The new law includes some protections against that — a so-called safe harbor provision that waives most repayment requirements for low-income families this year. But “if this thing is going to work longer term, they’re really going to have to think through how to avoid overpayments,” said Newville.
Administration officials concede they won’t be able to reach all the eligible non-filers by July, but promise a major effort to publicize the new benefit and convince people to sign up. As part of that, the IRS plans a mass mailing soon to families with children.
“You’re going to see a lot of people working with us to get more Americans to sign up,” Sperling said. “Our job is to make sure it’s easy for people.”
IRS Commissioner Charles Rettig said in congressional testimony in April that over the past year, the tax agency partnered with 11,000 community organizations to try to make sure Americans signed up to receive stimulus payments. Many of those organizations will be enlisted again for outreach on the child credit, he said.
In addition, the administration announced Monday that the IRS will launch an online system that will allow people who don’t owe any taxes to file a simplified form to claim the benefit.

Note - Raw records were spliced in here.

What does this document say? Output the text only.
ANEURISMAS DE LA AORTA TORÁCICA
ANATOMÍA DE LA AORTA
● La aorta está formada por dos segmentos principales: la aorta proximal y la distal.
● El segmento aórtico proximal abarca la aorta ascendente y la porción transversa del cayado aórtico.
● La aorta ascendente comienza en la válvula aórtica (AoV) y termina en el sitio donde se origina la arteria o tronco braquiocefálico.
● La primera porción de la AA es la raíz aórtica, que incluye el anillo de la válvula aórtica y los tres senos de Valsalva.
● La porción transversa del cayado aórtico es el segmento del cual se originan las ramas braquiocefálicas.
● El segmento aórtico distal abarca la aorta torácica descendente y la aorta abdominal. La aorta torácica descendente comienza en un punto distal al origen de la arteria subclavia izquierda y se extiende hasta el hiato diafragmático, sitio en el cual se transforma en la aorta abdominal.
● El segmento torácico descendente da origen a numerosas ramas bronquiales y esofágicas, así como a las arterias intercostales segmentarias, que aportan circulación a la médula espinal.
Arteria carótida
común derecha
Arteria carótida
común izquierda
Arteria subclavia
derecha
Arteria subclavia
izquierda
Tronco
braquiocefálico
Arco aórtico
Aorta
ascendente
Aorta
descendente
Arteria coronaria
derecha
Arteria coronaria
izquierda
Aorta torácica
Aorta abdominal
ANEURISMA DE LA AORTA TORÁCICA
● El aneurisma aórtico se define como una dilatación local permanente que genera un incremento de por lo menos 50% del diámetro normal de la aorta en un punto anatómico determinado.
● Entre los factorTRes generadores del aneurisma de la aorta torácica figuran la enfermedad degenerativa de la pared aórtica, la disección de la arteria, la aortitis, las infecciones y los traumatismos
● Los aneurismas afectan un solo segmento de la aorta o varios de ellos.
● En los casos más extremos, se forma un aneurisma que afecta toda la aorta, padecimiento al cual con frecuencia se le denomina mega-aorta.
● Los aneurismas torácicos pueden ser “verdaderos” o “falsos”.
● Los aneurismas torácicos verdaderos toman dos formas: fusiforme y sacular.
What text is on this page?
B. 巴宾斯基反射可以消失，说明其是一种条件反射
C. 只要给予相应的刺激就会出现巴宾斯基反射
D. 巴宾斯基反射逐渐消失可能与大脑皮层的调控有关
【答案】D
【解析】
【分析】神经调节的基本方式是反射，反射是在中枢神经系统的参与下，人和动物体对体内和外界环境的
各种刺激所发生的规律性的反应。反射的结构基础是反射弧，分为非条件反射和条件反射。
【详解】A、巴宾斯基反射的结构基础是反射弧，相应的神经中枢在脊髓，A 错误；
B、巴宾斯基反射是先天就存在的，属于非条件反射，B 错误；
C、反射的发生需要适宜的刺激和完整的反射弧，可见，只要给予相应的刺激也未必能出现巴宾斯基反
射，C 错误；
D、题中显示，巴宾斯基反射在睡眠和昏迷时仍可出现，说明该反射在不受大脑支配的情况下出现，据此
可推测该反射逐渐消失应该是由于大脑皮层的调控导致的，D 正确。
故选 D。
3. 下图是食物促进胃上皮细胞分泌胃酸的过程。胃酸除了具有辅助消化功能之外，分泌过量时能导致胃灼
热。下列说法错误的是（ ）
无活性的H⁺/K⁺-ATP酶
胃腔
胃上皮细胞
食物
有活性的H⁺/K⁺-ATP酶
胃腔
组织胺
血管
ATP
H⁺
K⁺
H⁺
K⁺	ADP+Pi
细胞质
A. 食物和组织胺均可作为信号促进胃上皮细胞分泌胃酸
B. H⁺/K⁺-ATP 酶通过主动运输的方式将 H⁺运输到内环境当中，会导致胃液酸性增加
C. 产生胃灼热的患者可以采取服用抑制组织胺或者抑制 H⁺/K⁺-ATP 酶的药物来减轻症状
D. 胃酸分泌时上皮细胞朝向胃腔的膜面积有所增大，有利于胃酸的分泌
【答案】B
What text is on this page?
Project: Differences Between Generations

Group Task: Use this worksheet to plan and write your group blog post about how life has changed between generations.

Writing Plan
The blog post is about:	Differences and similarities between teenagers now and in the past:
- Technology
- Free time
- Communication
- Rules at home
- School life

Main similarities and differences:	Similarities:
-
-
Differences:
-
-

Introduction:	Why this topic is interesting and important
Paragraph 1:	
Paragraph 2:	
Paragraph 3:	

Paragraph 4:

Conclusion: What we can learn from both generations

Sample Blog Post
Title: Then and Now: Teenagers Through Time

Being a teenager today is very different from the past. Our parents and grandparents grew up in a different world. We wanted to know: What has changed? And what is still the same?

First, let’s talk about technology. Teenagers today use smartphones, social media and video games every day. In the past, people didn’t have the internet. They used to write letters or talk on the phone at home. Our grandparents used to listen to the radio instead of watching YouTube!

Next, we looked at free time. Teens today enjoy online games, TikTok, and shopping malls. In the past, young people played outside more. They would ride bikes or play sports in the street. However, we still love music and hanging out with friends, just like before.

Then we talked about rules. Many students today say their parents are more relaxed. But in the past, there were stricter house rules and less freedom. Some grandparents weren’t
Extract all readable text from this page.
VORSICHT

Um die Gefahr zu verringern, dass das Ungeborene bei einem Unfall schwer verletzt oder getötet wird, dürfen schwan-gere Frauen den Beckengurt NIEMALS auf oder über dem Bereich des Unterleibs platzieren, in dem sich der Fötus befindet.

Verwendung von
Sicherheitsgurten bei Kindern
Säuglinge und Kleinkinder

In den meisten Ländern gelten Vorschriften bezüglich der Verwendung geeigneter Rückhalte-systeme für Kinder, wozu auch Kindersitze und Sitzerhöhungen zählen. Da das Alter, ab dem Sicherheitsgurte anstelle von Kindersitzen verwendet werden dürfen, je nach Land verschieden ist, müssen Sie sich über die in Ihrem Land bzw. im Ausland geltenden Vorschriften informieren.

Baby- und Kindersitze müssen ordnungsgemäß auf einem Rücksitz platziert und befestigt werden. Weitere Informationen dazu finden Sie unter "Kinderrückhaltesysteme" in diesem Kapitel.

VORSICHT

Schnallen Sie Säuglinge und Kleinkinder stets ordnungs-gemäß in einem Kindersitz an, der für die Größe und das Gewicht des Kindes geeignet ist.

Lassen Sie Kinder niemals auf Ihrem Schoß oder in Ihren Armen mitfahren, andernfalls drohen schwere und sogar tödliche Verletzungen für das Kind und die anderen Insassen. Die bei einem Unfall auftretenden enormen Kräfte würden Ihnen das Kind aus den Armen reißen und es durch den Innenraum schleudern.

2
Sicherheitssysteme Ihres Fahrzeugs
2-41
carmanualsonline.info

But delivering monthly payments also means the IRS will need to deal with family issues that, until now, it could ignore.
What about couples who split up partway through a year? Who gets the monthly check? How about families in which a grandparent or other relative cares for a child part of the year — a common circumstance, especially in many low-income households?
The law says that whichever person has custody of a child for the majority of the year can claim the credit, but often, it’s not so simple to determine who that is.
In the past, the IRS could wait for a family to resolve their issues before filing a tax return. Even so, mistakes are common, and about 15% of payments under the existing credit include errors, the IRS inspector general reported last year. Now, with payments going out monthly, those issues will need to be sorted out in real time.
With Congress having approved the new program in mid-March and directed that it start in July, administration officials know some questions will not be resolved by the launch date. They’re hoping that delivering payments to the vast majority of families will buy time to reach the rest.
They might take comfort from the experience of other wealthy countries that have launched child benefits in recent years, nearly all of which experienced glitches at the start, said Huang of NYU.
“Every big, new system comes with teething problems,” she said. The IRS “has been asked to do a lot.”